The 6-3 decision holds that a jury’s unanimous but tentative vote to acquit a defendant on some charges does not count as a verdict.

It came in the case of an Arkansas man who in 2009 was tried for murder and manslaughter in the death of his girlfriend’s 1-year-old baby. The jury voted unanimously against the murder charge, but the foreman said they were “hopelessly deadlocked” on whether he was guilty of manslaughter. The judge declared a mistrial.

Chief Justice John G. Roberts, writing for the court majority, said the constitutional protection against being tried more than once for the same crime did not prevent the man from being retried for murder. Only a “final decision” of the jury and a “formal verdict” triggers the double jeopardy protection. A jury foreman’s report on the deliberations does not count as a verdict, he said.

The ruling means that Alex Blueford can be retried for murder as well as manslaughter and negligent homicide in the death of the baby. Prosecutors said Blueford threw the child to the floor. He said the child fell in an accident.

Blueford argued in his appeal to the Supreme Court that the state’s plan to retry him for murder violated his Fifth Amendment protection against being “twice put in jeopardy of life or limb … for the same offense.” He agreed he could be tried again for manslaughter and negligent homicide.

Lawyers involved in the case doubted the ruling would have a broad impact. In most states, trial judges can poll jurors who are having trouble reaching a verdict and issue a partial verdict on those charges where they are unanimous. Once the jury and judge reach a verdict on some charges, a defendant could not be retried for those same offenses.

The trial judge in Blueford’s case could have polled the jurors and issued a partial verdict acquitting him on the murder counts, but he chose to allow the deliberations to continue.

In Blueford v.
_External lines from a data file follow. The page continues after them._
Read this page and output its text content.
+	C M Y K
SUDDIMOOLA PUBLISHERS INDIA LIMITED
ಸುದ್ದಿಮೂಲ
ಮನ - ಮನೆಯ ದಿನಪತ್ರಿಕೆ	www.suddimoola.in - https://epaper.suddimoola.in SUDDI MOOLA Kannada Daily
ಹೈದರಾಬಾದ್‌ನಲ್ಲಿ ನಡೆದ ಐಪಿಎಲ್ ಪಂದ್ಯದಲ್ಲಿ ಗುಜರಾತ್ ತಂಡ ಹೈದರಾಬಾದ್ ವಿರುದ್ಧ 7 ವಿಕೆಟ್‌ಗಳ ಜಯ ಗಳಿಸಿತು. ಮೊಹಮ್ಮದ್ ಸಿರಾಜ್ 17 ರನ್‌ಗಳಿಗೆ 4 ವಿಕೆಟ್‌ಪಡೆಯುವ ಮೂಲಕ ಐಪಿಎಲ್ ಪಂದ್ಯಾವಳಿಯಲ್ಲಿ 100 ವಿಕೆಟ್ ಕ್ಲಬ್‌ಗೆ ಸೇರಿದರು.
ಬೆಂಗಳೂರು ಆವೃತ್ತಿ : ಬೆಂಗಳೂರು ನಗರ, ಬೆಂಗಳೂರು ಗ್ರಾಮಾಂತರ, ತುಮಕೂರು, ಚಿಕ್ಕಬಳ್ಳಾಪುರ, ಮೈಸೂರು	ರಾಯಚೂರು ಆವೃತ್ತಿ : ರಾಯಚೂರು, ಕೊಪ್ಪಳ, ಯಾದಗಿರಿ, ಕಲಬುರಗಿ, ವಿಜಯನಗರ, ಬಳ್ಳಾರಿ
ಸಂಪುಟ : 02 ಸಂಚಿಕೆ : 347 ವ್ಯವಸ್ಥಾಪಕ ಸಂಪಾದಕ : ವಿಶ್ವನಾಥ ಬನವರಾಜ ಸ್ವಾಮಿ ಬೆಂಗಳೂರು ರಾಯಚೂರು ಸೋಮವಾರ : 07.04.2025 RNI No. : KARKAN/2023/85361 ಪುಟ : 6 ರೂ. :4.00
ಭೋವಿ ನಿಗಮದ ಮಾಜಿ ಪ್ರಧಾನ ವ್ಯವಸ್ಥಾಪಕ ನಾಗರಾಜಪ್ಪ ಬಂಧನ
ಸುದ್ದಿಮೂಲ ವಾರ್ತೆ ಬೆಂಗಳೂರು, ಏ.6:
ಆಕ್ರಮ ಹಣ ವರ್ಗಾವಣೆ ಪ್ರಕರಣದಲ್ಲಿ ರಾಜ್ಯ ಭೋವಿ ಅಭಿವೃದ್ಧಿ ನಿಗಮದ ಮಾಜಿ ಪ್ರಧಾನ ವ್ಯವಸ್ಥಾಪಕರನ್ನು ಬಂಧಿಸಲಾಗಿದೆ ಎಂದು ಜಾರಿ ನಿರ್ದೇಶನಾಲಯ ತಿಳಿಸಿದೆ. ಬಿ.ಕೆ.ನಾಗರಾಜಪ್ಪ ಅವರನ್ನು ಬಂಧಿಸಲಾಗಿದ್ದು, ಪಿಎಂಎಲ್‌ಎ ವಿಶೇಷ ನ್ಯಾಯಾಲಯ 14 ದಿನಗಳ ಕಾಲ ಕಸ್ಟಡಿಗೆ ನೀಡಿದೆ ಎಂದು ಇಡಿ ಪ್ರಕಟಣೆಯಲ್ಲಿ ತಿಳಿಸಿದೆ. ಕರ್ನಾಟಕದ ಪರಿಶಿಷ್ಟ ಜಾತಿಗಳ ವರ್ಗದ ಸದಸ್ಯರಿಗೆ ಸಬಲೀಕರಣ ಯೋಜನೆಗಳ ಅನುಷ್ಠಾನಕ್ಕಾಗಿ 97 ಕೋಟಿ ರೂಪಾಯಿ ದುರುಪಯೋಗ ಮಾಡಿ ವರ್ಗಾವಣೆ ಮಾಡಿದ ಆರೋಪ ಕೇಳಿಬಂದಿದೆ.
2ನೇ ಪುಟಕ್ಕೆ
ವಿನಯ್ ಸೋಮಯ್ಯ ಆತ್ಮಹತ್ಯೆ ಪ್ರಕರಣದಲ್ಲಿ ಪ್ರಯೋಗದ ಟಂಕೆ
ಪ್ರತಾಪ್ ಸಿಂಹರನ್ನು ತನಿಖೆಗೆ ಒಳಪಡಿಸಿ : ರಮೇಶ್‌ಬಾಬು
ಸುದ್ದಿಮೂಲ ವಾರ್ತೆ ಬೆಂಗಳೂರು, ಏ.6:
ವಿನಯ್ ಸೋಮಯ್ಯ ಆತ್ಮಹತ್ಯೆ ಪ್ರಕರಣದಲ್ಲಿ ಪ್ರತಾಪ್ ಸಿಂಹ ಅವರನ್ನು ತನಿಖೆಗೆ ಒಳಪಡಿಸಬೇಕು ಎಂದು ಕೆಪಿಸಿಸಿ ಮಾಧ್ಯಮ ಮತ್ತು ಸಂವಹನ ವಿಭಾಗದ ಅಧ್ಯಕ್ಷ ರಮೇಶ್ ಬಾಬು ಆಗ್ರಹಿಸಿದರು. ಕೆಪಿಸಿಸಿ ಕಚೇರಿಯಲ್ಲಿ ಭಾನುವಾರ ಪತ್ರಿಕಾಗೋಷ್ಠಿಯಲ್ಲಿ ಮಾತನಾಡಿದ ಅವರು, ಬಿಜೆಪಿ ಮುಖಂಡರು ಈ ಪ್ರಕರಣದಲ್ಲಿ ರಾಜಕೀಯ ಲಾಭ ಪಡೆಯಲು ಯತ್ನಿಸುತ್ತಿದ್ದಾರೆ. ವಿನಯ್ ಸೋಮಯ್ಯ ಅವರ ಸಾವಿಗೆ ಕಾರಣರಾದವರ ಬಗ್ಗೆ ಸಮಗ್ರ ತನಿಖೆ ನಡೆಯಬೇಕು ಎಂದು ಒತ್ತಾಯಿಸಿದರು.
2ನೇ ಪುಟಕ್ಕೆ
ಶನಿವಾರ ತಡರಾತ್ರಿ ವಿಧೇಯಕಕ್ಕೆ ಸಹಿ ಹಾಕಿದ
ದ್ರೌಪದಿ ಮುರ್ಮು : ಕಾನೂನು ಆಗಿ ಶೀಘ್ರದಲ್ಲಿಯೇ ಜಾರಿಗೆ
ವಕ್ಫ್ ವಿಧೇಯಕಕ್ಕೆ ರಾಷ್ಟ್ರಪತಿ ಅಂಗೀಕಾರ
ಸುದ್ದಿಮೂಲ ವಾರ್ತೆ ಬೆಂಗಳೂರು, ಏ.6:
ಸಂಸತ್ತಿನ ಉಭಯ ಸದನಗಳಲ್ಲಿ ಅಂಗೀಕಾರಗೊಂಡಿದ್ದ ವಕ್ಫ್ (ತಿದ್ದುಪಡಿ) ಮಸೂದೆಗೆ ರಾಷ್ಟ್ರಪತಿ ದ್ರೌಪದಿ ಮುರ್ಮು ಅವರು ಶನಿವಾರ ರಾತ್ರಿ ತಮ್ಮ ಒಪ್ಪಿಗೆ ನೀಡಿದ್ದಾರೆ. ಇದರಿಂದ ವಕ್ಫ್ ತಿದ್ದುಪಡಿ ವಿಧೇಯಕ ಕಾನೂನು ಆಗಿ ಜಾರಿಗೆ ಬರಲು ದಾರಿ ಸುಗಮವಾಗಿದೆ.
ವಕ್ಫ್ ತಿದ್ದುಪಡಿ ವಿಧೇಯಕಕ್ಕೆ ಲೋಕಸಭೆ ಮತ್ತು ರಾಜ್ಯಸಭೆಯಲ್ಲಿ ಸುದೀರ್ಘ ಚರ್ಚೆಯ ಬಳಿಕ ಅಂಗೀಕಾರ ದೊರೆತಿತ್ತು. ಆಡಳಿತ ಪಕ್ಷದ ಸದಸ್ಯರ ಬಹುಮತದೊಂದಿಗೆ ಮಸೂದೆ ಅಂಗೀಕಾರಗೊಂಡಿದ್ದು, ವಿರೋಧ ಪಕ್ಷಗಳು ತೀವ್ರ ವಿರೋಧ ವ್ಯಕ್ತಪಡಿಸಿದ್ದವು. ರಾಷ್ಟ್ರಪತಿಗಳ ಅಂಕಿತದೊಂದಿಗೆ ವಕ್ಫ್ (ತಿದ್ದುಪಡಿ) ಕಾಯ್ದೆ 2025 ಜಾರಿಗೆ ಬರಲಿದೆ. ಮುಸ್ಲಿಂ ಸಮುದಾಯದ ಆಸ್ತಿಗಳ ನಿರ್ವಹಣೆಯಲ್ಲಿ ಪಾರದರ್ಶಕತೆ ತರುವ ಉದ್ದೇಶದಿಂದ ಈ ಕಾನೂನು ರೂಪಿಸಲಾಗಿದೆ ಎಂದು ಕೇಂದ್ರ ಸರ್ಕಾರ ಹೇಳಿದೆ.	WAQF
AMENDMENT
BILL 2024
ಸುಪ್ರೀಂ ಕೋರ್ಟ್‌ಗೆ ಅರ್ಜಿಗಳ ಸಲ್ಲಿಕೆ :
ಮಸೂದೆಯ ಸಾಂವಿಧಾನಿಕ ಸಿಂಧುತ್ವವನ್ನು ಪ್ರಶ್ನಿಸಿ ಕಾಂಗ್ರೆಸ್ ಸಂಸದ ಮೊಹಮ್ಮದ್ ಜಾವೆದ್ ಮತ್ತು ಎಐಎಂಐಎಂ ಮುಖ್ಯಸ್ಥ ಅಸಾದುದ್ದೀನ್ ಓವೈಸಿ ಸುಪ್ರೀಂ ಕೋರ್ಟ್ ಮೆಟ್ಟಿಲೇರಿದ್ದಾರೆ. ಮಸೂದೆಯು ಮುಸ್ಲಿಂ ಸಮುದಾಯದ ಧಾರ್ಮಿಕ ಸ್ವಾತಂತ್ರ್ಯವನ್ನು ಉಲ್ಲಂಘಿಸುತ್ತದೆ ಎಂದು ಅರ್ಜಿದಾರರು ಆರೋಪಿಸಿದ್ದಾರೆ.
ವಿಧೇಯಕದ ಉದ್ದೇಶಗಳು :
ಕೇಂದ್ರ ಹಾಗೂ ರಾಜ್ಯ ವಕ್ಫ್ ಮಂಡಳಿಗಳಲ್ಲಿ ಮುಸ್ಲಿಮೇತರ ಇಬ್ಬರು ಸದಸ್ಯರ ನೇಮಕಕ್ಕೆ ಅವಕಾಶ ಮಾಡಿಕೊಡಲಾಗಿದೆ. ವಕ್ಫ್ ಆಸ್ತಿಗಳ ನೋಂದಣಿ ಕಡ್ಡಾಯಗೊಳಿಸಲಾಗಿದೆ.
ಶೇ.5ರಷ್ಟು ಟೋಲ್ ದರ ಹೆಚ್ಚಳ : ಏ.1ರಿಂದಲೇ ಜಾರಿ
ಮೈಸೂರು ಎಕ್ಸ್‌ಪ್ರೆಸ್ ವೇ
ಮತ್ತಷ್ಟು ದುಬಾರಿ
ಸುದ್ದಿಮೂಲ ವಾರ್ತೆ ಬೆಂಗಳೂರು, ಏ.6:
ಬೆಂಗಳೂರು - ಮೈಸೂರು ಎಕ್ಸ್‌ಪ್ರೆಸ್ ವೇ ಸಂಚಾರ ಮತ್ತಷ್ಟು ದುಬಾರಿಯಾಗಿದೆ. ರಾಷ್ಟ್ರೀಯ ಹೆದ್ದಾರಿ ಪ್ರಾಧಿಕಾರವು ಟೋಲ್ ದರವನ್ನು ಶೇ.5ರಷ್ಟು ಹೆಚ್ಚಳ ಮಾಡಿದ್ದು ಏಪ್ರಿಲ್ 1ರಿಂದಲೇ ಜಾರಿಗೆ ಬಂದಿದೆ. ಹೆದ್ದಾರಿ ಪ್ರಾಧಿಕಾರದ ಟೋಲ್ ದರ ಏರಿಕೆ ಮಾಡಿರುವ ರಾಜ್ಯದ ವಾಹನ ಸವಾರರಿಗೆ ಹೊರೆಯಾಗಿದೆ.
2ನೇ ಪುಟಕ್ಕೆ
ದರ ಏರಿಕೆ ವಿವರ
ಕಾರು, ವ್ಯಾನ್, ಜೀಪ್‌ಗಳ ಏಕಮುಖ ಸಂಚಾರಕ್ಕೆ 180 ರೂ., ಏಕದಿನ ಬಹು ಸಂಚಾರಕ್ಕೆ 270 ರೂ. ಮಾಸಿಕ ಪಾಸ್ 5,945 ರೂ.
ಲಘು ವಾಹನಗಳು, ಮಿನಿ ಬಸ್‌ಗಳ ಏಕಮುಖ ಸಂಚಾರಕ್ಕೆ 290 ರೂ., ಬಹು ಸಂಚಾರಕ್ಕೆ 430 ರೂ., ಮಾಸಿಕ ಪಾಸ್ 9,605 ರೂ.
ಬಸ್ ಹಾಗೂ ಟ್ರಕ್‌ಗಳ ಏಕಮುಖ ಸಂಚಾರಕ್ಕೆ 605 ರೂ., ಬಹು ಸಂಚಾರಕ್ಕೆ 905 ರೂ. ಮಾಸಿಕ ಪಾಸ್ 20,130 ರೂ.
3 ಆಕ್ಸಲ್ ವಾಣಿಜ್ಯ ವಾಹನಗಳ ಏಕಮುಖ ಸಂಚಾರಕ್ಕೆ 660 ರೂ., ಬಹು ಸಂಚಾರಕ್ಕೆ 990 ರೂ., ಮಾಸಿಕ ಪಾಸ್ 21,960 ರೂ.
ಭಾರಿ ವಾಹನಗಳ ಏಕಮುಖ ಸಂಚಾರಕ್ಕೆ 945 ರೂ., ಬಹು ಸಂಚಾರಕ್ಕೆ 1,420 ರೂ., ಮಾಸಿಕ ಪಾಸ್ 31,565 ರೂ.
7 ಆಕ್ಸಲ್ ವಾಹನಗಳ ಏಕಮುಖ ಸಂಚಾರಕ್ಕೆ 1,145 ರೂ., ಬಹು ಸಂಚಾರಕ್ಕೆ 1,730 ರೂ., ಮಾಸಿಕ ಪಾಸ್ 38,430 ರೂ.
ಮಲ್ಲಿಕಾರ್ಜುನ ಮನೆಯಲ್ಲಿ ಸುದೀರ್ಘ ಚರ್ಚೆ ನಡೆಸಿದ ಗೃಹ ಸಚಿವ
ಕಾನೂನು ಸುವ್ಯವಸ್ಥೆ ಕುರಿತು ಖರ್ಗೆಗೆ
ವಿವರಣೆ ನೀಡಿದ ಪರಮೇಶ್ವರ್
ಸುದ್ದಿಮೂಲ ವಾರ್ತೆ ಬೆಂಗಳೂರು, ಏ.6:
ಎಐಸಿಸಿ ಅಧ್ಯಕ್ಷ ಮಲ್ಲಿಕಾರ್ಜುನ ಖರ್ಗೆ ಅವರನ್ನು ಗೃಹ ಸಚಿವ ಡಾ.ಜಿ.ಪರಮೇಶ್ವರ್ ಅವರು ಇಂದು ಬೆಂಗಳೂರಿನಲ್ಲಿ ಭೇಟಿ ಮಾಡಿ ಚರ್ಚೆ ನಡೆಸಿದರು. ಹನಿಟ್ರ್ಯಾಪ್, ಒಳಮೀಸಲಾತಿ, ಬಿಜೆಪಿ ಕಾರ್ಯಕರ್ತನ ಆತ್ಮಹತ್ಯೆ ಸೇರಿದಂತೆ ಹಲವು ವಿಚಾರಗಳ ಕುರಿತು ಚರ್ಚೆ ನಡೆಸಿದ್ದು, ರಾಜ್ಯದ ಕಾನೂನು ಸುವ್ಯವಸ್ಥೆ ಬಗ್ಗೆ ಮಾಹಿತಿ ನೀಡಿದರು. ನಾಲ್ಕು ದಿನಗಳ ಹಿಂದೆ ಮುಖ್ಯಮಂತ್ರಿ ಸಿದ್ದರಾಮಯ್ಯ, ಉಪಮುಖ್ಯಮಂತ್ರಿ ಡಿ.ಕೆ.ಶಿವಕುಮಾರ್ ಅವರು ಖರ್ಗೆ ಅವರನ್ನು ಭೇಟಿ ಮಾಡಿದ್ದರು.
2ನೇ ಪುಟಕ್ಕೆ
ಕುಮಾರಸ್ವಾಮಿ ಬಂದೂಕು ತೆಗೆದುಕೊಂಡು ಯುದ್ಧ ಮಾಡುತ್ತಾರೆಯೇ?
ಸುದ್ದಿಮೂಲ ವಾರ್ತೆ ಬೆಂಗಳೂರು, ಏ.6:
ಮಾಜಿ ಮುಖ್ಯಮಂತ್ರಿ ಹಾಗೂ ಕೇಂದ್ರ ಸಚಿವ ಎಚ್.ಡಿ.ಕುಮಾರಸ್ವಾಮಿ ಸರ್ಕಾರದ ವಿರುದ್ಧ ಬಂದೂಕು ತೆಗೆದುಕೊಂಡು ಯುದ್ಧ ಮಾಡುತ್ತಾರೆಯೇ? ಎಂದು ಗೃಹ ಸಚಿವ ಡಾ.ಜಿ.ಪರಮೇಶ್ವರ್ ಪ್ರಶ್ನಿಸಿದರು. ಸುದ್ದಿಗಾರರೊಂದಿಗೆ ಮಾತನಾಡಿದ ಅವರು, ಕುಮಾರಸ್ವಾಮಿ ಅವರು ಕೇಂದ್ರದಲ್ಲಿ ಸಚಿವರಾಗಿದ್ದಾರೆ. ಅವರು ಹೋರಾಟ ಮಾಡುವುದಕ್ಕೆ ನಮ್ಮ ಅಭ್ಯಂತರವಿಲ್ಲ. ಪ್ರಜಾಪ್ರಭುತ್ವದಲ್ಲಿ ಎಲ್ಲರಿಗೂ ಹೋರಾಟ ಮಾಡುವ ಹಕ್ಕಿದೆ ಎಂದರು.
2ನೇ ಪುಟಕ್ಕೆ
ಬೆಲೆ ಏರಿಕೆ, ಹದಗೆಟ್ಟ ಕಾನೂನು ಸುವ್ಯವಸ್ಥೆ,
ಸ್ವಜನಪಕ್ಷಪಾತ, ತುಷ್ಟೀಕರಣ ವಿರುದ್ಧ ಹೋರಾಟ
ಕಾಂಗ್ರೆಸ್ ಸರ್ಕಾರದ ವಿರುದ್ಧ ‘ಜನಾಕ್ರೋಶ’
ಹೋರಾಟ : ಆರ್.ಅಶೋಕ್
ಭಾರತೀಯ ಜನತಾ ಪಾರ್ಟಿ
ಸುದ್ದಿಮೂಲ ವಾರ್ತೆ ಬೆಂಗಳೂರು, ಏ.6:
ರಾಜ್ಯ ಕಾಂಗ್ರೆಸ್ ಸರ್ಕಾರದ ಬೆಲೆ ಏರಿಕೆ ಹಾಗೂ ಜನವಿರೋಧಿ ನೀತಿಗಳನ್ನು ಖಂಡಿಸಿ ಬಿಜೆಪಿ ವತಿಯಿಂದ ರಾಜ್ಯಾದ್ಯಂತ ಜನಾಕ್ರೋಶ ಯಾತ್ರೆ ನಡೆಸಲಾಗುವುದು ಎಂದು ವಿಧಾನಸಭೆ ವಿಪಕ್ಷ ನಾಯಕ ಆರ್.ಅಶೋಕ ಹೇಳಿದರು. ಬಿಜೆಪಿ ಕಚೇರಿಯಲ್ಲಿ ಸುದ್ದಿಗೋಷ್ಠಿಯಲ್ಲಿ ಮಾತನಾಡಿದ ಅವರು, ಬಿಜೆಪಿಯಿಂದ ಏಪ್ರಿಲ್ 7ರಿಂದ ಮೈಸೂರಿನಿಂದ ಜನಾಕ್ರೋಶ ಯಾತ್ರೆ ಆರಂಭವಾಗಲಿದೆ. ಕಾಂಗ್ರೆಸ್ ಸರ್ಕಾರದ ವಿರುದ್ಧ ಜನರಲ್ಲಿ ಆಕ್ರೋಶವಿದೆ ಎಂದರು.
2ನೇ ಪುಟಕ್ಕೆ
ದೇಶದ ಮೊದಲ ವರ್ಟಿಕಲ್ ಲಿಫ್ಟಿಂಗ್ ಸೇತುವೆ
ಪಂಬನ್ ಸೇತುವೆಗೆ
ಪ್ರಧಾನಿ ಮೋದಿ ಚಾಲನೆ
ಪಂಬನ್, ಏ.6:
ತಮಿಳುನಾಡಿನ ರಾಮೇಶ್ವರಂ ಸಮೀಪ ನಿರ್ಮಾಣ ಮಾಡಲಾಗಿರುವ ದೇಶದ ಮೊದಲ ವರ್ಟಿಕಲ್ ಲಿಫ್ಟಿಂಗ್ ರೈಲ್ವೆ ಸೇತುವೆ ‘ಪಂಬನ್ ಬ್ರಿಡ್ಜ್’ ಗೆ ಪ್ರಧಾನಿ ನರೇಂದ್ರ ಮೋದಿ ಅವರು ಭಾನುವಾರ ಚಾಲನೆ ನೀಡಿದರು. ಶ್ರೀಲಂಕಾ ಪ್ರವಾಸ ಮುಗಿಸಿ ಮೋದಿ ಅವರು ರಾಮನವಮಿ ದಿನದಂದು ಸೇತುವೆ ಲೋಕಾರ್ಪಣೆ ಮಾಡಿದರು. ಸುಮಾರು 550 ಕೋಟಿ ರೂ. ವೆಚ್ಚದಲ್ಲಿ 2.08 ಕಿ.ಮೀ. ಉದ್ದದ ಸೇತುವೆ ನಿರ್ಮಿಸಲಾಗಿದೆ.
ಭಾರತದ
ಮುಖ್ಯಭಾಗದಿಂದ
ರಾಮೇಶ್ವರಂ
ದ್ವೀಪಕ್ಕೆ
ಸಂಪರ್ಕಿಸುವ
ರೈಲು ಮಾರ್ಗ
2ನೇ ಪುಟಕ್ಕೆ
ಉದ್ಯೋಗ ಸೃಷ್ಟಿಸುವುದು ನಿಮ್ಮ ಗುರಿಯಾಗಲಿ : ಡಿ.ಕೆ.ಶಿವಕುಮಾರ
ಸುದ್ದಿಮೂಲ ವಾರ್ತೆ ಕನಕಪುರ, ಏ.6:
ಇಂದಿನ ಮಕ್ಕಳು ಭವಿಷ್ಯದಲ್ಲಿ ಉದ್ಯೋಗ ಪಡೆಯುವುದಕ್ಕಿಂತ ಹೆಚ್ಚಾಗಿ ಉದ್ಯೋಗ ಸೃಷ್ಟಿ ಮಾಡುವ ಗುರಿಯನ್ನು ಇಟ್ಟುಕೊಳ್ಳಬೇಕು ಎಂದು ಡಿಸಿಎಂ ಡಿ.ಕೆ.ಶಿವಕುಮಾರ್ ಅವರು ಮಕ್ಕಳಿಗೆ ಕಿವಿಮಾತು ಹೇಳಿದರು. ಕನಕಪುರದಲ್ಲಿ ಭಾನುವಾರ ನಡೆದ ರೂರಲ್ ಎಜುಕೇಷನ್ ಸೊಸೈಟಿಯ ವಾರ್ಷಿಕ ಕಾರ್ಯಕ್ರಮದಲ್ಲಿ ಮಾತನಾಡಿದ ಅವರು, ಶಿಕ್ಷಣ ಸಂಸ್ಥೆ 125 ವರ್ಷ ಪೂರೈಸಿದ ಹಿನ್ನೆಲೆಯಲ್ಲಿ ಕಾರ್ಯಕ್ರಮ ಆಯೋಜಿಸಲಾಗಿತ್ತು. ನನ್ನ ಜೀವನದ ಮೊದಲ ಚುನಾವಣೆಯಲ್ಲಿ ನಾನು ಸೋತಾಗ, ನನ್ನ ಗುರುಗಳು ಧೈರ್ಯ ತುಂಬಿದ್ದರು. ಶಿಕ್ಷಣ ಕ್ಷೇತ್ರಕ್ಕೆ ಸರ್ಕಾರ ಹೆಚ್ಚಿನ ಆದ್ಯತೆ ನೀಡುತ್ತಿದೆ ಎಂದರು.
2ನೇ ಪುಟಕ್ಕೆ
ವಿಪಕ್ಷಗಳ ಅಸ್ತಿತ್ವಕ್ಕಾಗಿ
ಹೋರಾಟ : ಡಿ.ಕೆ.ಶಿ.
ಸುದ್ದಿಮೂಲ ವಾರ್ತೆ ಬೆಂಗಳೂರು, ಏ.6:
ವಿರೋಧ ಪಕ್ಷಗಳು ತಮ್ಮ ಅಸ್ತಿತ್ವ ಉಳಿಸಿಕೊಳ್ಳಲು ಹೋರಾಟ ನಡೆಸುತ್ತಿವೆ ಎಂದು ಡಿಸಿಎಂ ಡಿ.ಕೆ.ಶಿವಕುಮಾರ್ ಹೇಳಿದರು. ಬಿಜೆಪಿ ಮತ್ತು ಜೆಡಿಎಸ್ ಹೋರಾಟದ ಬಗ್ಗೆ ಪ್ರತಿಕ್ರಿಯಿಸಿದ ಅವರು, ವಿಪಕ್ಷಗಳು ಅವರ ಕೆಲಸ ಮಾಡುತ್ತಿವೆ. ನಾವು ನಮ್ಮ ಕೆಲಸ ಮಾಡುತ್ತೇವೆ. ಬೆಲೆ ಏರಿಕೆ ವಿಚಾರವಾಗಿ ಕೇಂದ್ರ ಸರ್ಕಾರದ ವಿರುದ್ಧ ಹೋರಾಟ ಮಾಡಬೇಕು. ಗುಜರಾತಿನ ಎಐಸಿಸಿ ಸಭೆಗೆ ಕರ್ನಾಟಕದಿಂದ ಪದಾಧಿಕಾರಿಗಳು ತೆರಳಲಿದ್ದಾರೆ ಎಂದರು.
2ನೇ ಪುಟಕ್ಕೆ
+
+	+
Arkansas, Roberts agreed with the state that jurors can change their minds during deliberations.

“The jury in this case did not convict Blueford of any offense, but it did not acquit him of any either,” Roberts said. “As a consequence, the double jeopardy clause does not stand in the way of a second trial on the same offenses.”

Justices Antonin Scalia, Anthony M. Kennedy, Clarence Thomas, Stephen G. Breyer and Samuel A. Alito Jr. agreed.

In dissent, Justice Sonia Sotomayor faulted the court for weakening the historic protection against double jeopardy. The rule “unequivocally prohibits a second trial following an acquittal,” and the trial judge in Blueford’s case should have ruled he had been unanimously acquitted on the murder charges, she said.

“This case demonstrates that the threat to individual freedom from re-prosecutions that favor states and unfairly rescue them from weak cases has not waned with time. Only this court’s vigilance has,” she wrote.

Justices Ruth Bader Ginsburg and Elena Kagan agreed with her.